Mary Mac's

Eating My Words: Roles of Atlanta restaurants in Prides past

For a few years in the late ‘70s, my partner Rick and I use to hold a party in advance of the annual Gay Pride parade which began in 1971. We called it “Gay Shame.” Its intent was not to dispute the notion of pride but to mock the annoyingly pervasive complaints that participants, like drag queens, shamefully misrepresented our basically “normal” community. So, an invitation to our party required costumes. You had to come in outrageous gender-fuck drag, spiked leather, a fig-leaf Speedo, religious garments – whatever might piss off the normal boys who deeply loved anal sex.

My brilliant partner made penis- and yoni-shaped cookies, which he passed out among parade-goers. Even in those days, there were at least as many straight people out to watch the parade as gay people. Nobody ever took a cookie without laughing. It was pretty clear, as it is now, that most of them realized the parade was theater, a carnival, despite its origins as a celebration of the movement launched by the Stonewall Rebellion. They didn’t run screaming from the park.

My partner always chose to impersonate his own job for a while: a server at the Pleasant Peasant, the historic restaurant on Peachtree that brought casual fine dining to our city. That restaurant and those it spawned, like the Peasant Uptown in Phipps Plaza, were infamous for their almost entirely gay staffs. “Hello, my name is Rick and I’ll be your server today,” he said, displaying one of the little green chalkboard menus that the Peasant restaurants used. The problem with that campy act (for me) was that it so grimly echoed the style of young African-American boys who introduced themselves and recited blackboard menus hung around their necks at the infamously racist Aunt Fanny’s Cabin.

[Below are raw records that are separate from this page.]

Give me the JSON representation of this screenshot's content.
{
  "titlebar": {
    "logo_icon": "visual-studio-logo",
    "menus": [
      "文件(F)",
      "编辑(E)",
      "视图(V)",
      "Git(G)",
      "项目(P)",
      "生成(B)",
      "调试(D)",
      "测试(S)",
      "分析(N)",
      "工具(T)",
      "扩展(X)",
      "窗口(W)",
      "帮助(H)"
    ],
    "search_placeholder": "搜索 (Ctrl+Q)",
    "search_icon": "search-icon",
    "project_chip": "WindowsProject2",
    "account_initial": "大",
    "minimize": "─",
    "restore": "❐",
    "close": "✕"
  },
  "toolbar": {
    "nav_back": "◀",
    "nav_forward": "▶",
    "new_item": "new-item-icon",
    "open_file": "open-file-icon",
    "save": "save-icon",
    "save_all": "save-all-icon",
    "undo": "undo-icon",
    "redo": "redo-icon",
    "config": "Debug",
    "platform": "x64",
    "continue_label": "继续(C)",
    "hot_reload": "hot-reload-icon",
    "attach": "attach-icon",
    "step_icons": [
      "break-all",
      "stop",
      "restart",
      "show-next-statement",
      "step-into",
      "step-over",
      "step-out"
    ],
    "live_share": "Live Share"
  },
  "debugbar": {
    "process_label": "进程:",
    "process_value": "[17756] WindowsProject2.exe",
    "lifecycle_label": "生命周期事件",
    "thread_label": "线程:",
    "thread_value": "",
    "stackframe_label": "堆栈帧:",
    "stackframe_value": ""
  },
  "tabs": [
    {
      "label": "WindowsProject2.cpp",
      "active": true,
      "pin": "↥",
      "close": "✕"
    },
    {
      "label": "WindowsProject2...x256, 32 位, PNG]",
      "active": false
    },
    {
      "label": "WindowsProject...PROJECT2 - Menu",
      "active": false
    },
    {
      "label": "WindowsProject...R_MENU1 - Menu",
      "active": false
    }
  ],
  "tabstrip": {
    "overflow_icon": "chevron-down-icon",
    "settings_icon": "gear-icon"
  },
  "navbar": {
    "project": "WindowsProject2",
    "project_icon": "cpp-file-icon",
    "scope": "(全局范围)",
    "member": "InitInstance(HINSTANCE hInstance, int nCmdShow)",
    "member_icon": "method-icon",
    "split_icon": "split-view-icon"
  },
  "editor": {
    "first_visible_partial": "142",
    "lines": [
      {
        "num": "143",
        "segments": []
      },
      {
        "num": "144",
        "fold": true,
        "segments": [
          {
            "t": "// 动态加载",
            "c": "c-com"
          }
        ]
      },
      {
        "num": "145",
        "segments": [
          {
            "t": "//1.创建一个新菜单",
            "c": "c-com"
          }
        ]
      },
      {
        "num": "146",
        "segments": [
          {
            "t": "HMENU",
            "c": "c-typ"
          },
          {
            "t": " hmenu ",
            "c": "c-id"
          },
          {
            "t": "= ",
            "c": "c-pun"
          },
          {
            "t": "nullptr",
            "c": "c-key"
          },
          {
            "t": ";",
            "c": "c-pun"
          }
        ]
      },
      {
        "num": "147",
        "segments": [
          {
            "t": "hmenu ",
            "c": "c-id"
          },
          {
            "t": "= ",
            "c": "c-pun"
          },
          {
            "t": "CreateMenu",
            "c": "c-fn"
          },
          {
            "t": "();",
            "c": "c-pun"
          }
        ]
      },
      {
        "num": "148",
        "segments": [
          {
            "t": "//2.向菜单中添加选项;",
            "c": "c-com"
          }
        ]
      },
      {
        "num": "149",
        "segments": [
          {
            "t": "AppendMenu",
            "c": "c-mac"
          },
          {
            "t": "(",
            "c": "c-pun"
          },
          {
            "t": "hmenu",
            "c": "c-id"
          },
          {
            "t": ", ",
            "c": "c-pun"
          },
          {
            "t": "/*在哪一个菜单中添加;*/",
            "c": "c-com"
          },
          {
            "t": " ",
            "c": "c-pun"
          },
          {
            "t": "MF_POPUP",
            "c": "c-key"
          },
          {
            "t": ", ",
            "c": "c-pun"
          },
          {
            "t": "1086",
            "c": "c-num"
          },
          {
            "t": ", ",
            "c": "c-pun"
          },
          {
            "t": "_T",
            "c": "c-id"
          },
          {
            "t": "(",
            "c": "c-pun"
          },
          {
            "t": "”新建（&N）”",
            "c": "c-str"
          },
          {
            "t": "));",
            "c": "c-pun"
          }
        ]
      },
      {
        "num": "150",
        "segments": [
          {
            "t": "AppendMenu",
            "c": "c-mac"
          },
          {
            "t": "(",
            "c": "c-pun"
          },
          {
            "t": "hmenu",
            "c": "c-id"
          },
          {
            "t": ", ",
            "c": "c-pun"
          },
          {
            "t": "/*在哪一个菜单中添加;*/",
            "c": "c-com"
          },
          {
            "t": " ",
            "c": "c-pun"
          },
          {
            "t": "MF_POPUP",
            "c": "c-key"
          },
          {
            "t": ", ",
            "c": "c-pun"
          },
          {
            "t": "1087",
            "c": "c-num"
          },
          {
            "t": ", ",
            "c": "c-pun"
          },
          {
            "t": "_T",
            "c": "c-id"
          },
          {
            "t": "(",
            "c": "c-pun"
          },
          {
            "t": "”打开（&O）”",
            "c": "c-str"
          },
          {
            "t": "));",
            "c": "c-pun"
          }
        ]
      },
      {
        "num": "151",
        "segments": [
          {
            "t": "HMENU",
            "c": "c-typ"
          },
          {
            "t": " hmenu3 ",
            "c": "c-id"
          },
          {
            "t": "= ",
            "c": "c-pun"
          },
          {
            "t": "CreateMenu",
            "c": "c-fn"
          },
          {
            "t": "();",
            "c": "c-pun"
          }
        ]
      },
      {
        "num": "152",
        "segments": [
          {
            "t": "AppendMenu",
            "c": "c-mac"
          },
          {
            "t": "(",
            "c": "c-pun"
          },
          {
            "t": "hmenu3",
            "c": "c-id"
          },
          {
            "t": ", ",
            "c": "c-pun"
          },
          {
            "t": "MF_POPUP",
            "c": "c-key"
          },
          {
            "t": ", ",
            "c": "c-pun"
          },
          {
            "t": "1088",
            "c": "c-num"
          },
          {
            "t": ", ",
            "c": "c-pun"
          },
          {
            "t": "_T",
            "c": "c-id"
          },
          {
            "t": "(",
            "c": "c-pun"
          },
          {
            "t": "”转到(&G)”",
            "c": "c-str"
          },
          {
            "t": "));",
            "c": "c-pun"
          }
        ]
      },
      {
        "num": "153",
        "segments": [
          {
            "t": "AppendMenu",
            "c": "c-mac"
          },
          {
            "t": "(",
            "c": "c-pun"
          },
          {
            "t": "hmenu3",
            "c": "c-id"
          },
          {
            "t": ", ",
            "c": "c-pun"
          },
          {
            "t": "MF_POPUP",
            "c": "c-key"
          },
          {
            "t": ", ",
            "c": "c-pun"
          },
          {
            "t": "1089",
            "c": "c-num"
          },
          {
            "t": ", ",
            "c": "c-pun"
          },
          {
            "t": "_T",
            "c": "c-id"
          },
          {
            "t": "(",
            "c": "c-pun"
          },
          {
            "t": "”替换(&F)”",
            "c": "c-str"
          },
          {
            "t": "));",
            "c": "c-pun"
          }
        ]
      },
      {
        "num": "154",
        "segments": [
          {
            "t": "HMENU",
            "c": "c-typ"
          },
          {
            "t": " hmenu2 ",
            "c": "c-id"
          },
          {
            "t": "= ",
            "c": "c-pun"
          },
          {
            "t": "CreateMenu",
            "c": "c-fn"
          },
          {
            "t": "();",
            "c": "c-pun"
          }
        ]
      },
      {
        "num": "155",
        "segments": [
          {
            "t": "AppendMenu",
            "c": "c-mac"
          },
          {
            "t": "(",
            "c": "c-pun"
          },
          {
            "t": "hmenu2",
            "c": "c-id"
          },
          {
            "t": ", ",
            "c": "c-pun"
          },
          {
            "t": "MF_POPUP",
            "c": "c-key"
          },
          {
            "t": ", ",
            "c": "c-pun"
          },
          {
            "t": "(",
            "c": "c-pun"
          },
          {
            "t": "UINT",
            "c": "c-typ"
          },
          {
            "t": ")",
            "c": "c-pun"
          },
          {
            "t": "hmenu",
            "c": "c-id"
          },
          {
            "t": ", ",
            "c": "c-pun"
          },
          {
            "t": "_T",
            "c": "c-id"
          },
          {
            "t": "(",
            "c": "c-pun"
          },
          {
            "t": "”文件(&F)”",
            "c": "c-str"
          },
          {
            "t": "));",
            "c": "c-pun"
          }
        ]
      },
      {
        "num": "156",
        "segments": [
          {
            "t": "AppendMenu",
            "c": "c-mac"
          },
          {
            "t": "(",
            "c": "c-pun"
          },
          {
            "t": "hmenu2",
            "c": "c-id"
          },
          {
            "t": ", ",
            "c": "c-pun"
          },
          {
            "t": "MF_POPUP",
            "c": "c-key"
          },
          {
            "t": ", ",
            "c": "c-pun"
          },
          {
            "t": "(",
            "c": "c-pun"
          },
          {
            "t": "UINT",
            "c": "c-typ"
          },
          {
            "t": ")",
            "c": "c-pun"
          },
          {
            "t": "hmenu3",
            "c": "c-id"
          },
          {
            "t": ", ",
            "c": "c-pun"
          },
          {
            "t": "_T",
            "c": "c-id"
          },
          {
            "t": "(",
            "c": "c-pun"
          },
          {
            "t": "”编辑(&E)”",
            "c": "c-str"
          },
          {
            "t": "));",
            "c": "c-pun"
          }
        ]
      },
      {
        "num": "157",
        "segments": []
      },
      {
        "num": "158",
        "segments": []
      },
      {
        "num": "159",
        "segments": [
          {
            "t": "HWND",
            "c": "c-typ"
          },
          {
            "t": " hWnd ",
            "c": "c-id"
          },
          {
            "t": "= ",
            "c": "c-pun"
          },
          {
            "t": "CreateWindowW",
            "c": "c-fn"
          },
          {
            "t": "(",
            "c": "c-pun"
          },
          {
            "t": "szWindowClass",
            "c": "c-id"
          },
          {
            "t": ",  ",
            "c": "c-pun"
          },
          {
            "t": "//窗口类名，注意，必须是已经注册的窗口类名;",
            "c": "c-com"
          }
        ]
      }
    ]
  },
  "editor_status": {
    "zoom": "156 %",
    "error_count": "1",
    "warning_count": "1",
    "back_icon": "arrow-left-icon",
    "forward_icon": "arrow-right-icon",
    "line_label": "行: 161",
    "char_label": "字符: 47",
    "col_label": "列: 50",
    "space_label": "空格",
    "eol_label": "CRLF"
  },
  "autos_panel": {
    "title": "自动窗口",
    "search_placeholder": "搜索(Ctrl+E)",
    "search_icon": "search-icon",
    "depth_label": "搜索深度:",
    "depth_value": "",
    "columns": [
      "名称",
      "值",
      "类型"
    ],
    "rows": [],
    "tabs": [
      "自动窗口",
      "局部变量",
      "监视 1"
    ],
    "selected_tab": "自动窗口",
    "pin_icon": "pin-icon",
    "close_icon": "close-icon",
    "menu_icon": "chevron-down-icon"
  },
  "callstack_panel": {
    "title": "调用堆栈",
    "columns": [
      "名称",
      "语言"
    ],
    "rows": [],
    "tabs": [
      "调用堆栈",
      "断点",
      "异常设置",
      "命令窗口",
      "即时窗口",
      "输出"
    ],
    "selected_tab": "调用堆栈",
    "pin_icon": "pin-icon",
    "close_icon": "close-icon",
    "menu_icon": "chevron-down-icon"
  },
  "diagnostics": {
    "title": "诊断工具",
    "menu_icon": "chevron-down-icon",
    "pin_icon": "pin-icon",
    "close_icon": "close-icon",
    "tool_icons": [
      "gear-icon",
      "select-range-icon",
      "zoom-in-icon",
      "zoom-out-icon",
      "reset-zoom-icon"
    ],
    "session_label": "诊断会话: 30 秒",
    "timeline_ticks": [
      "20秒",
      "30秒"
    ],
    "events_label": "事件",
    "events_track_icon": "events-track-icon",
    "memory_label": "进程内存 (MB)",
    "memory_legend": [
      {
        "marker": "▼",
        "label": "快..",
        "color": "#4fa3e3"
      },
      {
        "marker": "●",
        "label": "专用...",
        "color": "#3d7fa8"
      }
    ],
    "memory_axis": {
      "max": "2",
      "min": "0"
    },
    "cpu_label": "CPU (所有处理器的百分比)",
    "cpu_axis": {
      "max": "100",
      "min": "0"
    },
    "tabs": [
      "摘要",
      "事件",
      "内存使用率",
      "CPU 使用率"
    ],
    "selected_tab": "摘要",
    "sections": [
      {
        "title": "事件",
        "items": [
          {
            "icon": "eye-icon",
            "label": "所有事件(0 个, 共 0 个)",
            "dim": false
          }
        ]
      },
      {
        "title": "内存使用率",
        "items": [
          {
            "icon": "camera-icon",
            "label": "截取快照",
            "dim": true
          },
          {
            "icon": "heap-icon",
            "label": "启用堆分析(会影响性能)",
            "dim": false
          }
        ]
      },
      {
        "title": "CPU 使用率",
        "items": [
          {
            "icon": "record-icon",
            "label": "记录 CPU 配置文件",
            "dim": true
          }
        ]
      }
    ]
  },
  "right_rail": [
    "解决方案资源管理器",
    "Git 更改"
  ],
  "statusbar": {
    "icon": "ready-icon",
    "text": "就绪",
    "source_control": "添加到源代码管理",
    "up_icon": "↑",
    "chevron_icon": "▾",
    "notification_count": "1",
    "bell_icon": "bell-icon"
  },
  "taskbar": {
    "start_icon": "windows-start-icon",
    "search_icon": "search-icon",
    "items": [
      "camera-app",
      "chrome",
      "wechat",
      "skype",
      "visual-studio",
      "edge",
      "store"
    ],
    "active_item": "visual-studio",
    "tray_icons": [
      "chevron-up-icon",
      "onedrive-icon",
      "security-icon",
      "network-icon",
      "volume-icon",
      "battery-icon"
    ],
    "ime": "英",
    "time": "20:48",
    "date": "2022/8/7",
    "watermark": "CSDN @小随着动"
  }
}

The Peasant restaurants of that time provided many jobs, especially for young gay newcomers. They were unusual in offering insurance, but when the AIDS epidemic slammed our city in the ‘80s, the owners quietly announced they would no longer do that. Fortunately, they reversed themselves, thanks in part to ACT UP, the feisty organization that did more than any other to improve the lot of AIDS patients.

Not long afterward, the owner of Mary Mac’s, still a Southern favorite (now gaily owned), went on a campaign against the location of the new Grady Infectious Disease Clinic nearby on Ponce de Leon. There is no record of AIDS clients sneaking into the kitchen and spitting on the fried chicken. She was silenced by ACT UP too. (I love their chicken, spit or not.)

Probably the most iconic “gay restaurant” of the time was the Gallus located in a rococo former funeral home on Cypress Street in Midtown. There was, as I recollect, a downstairs dining room and an upstairs piano bar. The food sucked, but it was hella fun, even the basement bar – a total dive where many older men went to hook up with the hustlers that worked Cypress Street, one of the original cruising areas of our city. A friend and I went there a few times, feigning twangy accents and claiming we were from a Macon trailer park. We were instantly loved and offered constant shots.

My partner Rick, who later worked at beloved Gene and Gabe’s, died and so did our Gay Shame party. Pride has exploded into an event that attracts tens of thousands (and yet we still hear some gay people carping about the stereotypes … while they watch “Drag Race”). Restaurants marketing to gay people boomed like those at the corner of 10th and Piedmont and along Juniper Street. But as we have gained acceptance – including acceptance of ourselves – gay presence is not an issue in any restaurant I know. So, if you’re visiting for Pride, eat anywhere you like. Let me know if you encounter a penis-shaped cookie.